Diagnosis and treatment
Preliminary diagnosis of sleeping sickness is carried out on the basis of clinical and epidemiological data, the most important of which are staying in endemic areas of Africa, the presence of prolonged, recurrent fever, primary affect, cervical lymphadenitis, edema, drowsiness, etc. An irrefutable proof of infection with African trypanosomiasis is the detection of trypanosomes in laboratory studies of native and Romanovsky-Giemse-stained biological material. In order to detect the parasite, a punctate of trypanosomal chancre, altered lymph nodes, blood, cerebrospinal fluid can be analyzed.
In some cases, a biological test with intraperitoneal injection of blood or cerebrospinal fluid of the patient to guinea pigs is carried out to recognize sleeping sickness. From immunological reactions, RIF and ELISA are used. The Gambian form of sleeping sickness should be differentiated with malaria, toxoplasmosis, lymphogranulomatosis, tuberculosis, meningitis, encephalitis, etc.; the Rhodesian form, in addition, with typhoid fever, septicemia.
Specific therapy of sleeping sickness is most effective in the early stage, before the development of cerebral symptoms. In the Gambian form of sleeping sickness, suramin, pentamidine or eflornitine is prescribed at the hemolymphatic stage; only eflornitine is effective at the meningoencephalitic stage. In the early period of the Rhodesian form of sleeping sickness, suramin is used; in the late period, melarsoprol. Additionally, detoxification, hyposensitizing, symptomatic therapy is carried out.
Prognosis and prevention
Without treatment, the mortality rate from sleeping sickness is close to 100%. In case of initiation of specific therapy in the early stage of African trypanosomiasis, complete recovery is possible; with late treatment, the prognosis is much worse. In addition to the timing of the start of treatment, the outcome is affected by the form of sleeping sickness: with the Rhodesian variant of trypanosomiasis, the prognosis is always more serious.

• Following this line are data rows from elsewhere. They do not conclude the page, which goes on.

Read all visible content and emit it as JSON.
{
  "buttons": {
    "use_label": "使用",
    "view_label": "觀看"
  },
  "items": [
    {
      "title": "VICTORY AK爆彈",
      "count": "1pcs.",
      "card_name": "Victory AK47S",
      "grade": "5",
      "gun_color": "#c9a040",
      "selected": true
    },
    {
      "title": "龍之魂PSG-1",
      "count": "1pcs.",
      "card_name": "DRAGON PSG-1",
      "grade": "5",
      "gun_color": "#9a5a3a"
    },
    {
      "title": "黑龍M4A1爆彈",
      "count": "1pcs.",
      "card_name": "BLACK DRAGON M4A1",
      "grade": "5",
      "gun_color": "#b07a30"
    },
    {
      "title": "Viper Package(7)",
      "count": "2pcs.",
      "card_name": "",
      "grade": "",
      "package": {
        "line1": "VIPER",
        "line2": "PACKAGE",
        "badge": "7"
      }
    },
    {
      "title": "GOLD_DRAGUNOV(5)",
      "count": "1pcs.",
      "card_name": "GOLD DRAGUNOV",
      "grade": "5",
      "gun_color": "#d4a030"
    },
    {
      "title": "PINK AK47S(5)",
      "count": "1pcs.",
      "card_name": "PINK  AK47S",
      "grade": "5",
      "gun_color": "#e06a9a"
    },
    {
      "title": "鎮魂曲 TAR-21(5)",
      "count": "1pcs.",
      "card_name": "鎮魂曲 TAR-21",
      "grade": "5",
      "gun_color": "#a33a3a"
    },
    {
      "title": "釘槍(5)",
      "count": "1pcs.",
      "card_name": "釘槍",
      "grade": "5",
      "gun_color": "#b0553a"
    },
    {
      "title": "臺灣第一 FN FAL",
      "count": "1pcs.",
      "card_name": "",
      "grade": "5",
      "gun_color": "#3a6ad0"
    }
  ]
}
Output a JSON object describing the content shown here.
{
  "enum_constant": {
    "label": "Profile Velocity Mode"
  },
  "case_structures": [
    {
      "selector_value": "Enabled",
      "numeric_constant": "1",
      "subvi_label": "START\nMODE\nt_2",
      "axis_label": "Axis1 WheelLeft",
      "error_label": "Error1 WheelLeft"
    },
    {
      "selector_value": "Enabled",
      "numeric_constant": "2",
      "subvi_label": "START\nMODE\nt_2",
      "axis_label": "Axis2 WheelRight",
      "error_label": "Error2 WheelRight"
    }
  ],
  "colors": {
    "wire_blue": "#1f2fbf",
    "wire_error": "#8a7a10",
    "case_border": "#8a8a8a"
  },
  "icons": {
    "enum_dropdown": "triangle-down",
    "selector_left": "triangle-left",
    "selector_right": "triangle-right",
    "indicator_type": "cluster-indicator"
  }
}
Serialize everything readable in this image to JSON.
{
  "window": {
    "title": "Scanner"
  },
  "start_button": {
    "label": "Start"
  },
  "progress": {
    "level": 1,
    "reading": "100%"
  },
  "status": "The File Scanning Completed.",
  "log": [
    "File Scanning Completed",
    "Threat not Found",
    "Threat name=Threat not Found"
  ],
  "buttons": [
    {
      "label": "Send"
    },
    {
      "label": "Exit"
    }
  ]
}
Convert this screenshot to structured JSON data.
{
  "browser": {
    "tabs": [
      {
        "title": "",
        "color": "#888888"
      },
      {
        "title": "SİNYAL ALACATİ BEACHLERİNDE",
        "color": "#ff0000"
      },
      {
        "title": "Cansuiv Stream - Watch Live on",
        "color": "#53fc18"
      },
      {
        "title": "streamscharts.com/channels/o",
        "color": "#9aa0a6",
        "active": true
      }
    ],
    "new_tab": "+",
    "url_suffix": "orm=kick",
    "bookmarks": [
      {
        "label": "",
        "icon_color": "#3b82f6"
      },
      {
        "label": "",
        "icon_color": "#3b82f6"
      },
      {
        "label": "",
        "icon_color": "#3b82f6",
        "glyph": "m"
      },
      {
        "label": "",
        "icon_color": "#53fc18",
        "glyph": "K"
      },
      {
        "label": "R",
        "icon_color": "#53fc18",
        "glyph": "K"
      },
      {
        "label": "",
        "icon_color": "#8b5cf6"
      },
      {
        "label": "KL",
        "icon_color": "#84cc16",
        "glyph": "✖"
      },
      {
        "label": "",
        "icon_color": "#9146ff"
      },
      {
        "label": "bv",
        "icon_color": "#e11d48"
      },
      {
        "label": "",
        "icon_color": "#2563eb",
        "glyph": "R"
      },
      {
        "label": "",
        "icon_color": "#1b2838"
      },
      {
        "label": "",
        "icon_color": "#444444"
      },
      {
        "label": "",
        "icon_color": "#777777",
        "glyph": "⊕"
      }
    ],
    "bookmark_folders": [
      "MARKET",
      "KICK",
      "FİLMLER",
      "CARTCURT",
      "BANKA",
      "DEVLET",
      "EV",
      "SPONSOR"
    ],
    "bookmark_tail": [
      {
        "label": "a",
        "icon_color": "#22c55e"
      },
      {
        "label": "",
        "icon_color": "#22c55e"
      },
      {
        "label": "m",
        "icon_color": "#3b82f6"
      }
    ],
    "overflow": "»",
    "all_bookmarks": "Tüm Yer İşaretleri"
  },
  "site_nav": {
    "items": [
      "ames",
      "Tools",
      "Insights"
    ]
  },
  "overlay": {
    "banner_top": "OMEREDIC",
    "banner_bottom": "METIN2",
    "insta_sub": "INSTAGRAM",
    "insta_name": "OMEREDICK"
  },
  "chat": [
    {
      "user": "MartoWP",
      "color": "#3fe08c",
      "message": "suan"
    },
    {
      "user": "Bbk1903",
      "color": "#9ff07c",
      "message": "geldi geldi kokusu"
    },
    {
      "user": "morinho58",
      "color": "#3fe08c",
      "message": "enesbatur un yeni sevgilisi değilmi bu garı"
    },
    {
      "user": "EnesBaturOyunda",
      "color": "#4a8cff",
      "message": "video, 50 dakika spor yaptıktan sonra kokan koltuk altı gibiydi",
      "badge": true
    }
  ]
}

In the prevention of sleeping sickness, the main role is played by the extermination of tsetse flies with the help of insecticidal preparations, the cutting down of shrubby thickets near settlements, the use of personal protective equipment against bites of blood-sucking insects in endemic areas of Africa. During periods of epidemic outbreaks of sleeping sickness, mass chemoprophylaxis with pentamidine is carried out among local residents and visitors. Immunoprophylaxis of African trypanosomiasis has not been developed.